RP: Monday meeting Who: Derek, Callen, Sam, Eliot and April Where: Counseling office When: February 20, 2012 Summary: They are meeting to deal with Nick
They met bright and early. It was obvious that they all wanted this out of the way, but for very different reasons. Derek waited for everyone to get in and closed the door, before sitting at the round table he used with Nick.
"My office, my rules. So let's start with those. Anyone starts a shooting match, they'll be out of here and will have no say in Nick's treatment, training, housing or anything else related to him. With that out of the way, let's get to the rest," he said. "My first and more immediate concern is his housing arrangements. I appreciate what you've done for him, but at this point, i can't say that I'm convinced that it's in his best interest. You're both trying to install beliefs that would possibly work in someone else, but they'd never work on Nick. You're also treating him as a child. He's a minor, but he's not a child. He's a very immature soon-to-be seventeen year old, but he's still seventeen year old, and if you want to compare, that's Alexis and John's age when they arrived. They were never babied and neither should Nick.

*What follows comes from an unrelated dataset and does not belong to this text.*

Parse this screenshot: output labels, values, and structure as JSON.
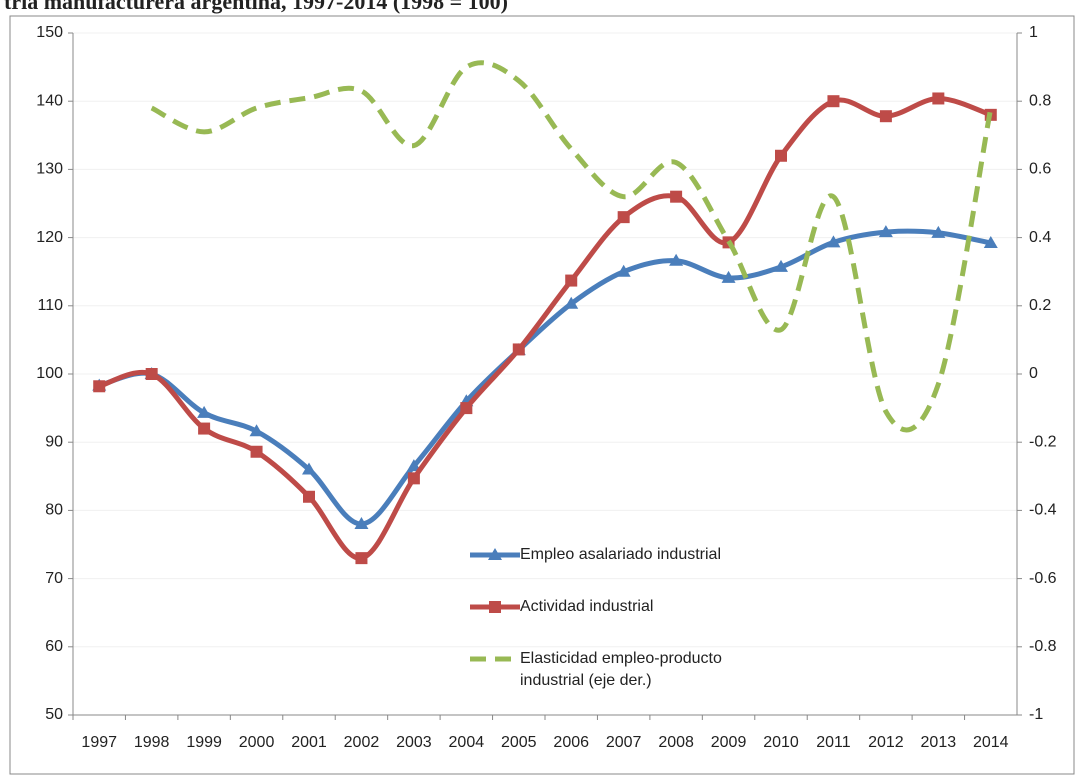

"Finally, you called him a special kid, Eliot, but he's not. He doesn't have a mental illness. That would be treated completely different. He has a psychological syndrome, one that can't be treated," he said. "Whether he's afflicted with Antisocial Personality Disorder or Dissocial Personality disorder, it makes no difference, because neither can be treated. You can't make him better, you can't fix him, you can't make him love you, you can't make him give a damn about you or anyone else. Don't get me wrong, that doesn't mean that he has no feelings. He does, but they are all about himself, his ego, his needs and wants. He will never care for anyone but himself. We're not trying to make him a better person, better soldier or better teen. We're trying to make sure he doesn't hurt anyone. You two are negating this by trying to turn this into a family. It's not a family. His parents could have possibly helped when he was five, six, but by junior high there was nothing that could be done. So the first thing is whether you can have him in your house and not treat him like someone in your family. You can't afford to love him, because eventually he will use that love against you and the other people in this team."